Léon Blum « Pour être socialiste » ; 1919
Et où donc les riches pourraient-ils prendre le pognon ailleurs que dans ta poche ?
mercredi 13 juin 2007, par Oliv
source : http://groupenadatoulon.lautre.net/
Et voilà que le numéro un de la chaussure de sécurité vient de supprimer deux cent quatre vingt cinq emplois dans le Gard pour délocaliser en Tunisie. Qu’importe d’éventuellement détruire socialement et humainement la vie de quelques salariés ici, d’en exploiter jusqu’au trognon là-bas, hein, puisque ça rapporte du pognon ? Et voilà, une énième fois, la preuve que la seule obsession du patronat, c’est : l’argent, toujours plus d’argent. Encore plus d’argent. À en crever (devinez qui « crève », toujours les mêmes). Et où voulez vous qu’ils le prennent ailleurs que dans nos poches ? Les réductions de « charges » et les sucreries fiscales ne doivent pas leur suffire.
Tenez, selon le dernier Canard enchaîné (du 13/6), qui cite Le Figaro, le bouclier fiscal (pour riches) de 50 % bénéficiera à 245 000 foyers. Il n’y a que ces gavés de thune qui comptent pour la Sarkozie en yacht. Et la petite dernière, hein, elle n’est pas bonne ? payer avec une TVA « sociale » (donc tout le monde) les réductions de « charges » ? On arrose les nantis avec « le bon blé du populo » dirait Émile Pouget. La voilà, la vraie délinquance ! Puisqu’ils ont un bouclier fiscal, à nous de forger l’épée qui brisera la bourgeoisie !
Les crasses anti-sociales tombent à la pelle ! Un vrai cataclysme, comme les médicaments déremboursés, et ce coup de matraque annoncé contre la santé publique : le forfait santé. T’es malade, hé ben, tu peux t’asseoir désormais sur les remboursements de tes premières dépenses santé. Tu paiera 100 %, ben oui, fallait bien qu’ils le prennent quelque part, l’argent. Elle est où cette fichue épée ?
Les emplois, les patrons n’en ont rien à cirer. Mieux, ils n’hésitent jamais à les détruire quand ça leur rapporte. Mets-toi bien ça en tête, salarié, ton patron t’a toujours sur la sellette. Le doigt prêt à appuyer sur le bouton eject dès qu’une poignée d’euros l’exige. Ils n’attendent plus que la généralisation du CNE (le futur contrat de travail unique mènera vers ça). Patience, ça vient.
Quoi ? Y’a pas d’épée ? Hé ben, on leur tordra le cou alors.
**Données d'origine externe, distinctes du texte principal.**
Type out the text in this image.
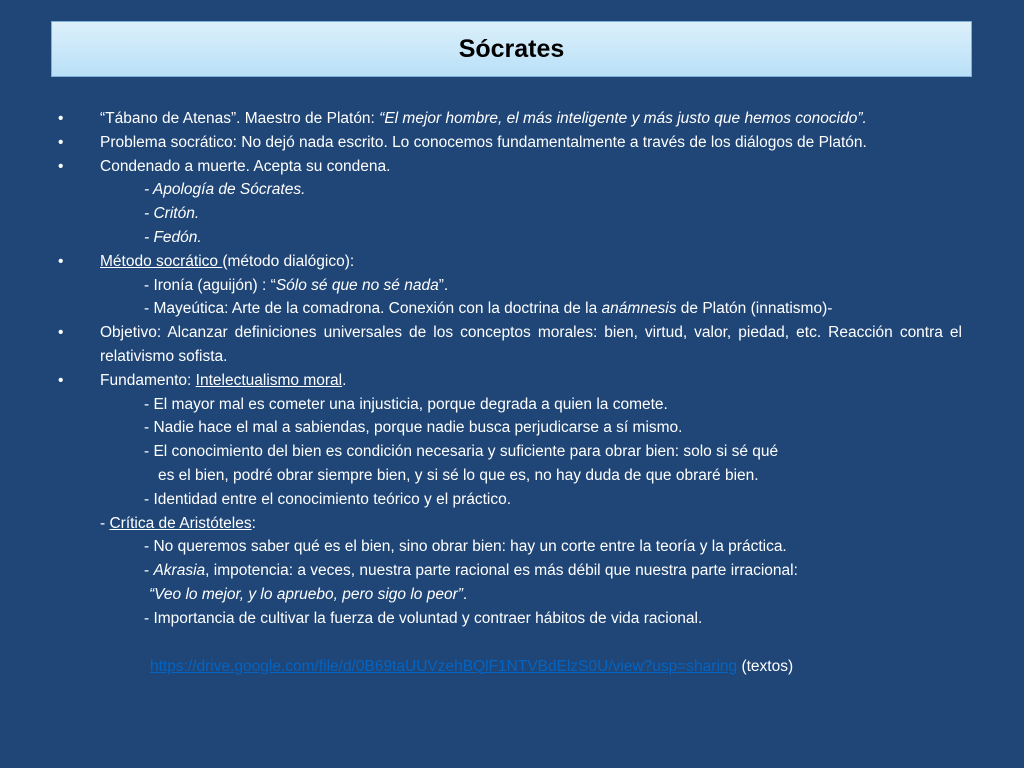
Sócrates
• “Tábano de Atenas”. Maestro de Platón: “El mejor hombre, el más inteligente y más justo que hemos conocido”.
• Problema socrático: No dejó nada escrito. Lo conocemos fundamentalmente a través de los diálogos de Platón.
• Condenado a muerte. Acepta su condena.
- Apología de Sócrates.
- Critón.
- Fedón.
• Método socrático (método dialógico):
- Ironía (aguijón) : “Sólo sé que no sé nada”.
- Mayeútica: Arte de la comadrona. Conexión con la doctrina de la anámnesis de Platón (innatismo)-
• Objetivo: Alcanzar definiciones universales de los conceptos morales: bien, virtud, valor, piedad, etc. Reacción contra el relativismo sofista.
• Fundamento: Intelectualismo moral.
- El mayor mal es cometer una injusticia, porque degrada a quien la comete.
- Nadie hace el mal a sabiendas, porque nadie busca perjudicarse a sí mismo.
- El conocimiento del bien es condición necesaria y suficiente para obrar bien: solo si sé qué
es el bien, podré obrar siempre bien, y si sé lo que es, no hay duda de que obraré bien.
- Identidad entre el conocimiento teórico y el práctico.
- Crítica de Aristóteles:
- No queremos saber qué es el bien, sino obrar bien: hay un corte entre la teoría y la práctica.
- Akrasia, impotencia: a veces, nuestra parte racional es más débil que nuestra parte irracional:
“Veo lo mejor, y lo apruebo, pero sigo lo peor”.
- Importancia de cultivar la fuerza de voluntad y contraer hábitos de vida racional.
https://drive.google.com/file/d/0B69taUUVzehBQlF1NTVBdElzS0U/view?usp=sharing (textos)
Usine Kronenbourg, à Obernai, en Alsace. Quatre-vingt-dix pour cent des salariés en grève. Pour quelle raison ? Une histoire d’heures sup’, et les heures sup’, on en parle beaucoup dans cette France omnisarkozienne. L’arnaque du « travailler plus pour gagner plus ». Énième excuse à gaver le patronat d’aides publiques (et oui, heures sup... défiscalisées). Travailler plus, pour le salarié ! Et gagner plus, pour le patron ! Jusque-là, un « usage brassicole » (selon Libération) donnait aux salariés la possibilité de refuser les heures sup, hé ben, finit ! Kronenbourg veut aujourd’hui les imposer. Recul social exigé – que dis-je ? ordonné ! – par le patronat. Ils ne va pas s’arrêter tout seul ! Surtout qu’il a un « beau » gouvernement tout neuf pour l’aider à nous arnaquer encore et toujours plus. Malin, le gouvernement, à réprimer les immigrés en parallèle à l’éradication totale en marche des avancées sociales de ces deux cent dernières années. Il flatte dans le sens du poil l’électorat raciste – une des clés de l’élection de l’actuel président – pour lui faire oublier qu’il est avant tout exploité. Il faut bien éviter qu’il réalise qu’il partage en réalité beaucoup d’intérêts communs avec les travailleurs immigrés et leurs familles. Le racisme et les faux clivages nationaux, religieux et communautaires font le bonheur des exploiteurs. Bas les barrières !
Le ministre de la haine nationale pardon de « l’identité nationale », Monsieur Brice Hortefeux, concocte la loi annuelle anti-immigrés. Sa cible : le regroupement familial.
Le raciste qui vote Sarkozy vivra-t-il mieux si on rend plus improbable le regroupement de familles éclatées ? Les proches devront apprendre le français et « les institutions de la République » pour prétendre rejoindre un parent. Tiens, on devrait demander pareil aux beaufs lepénosarkozystes, histoire de voir si beaucoup échouent à l’examen « institutionnel » ! Que faire d’eux ? Où les expulser ? Aucun pays ne mérite des ordures pareilles. Encore des déchets à ne savoir qu’en faire, comme le nucléaire.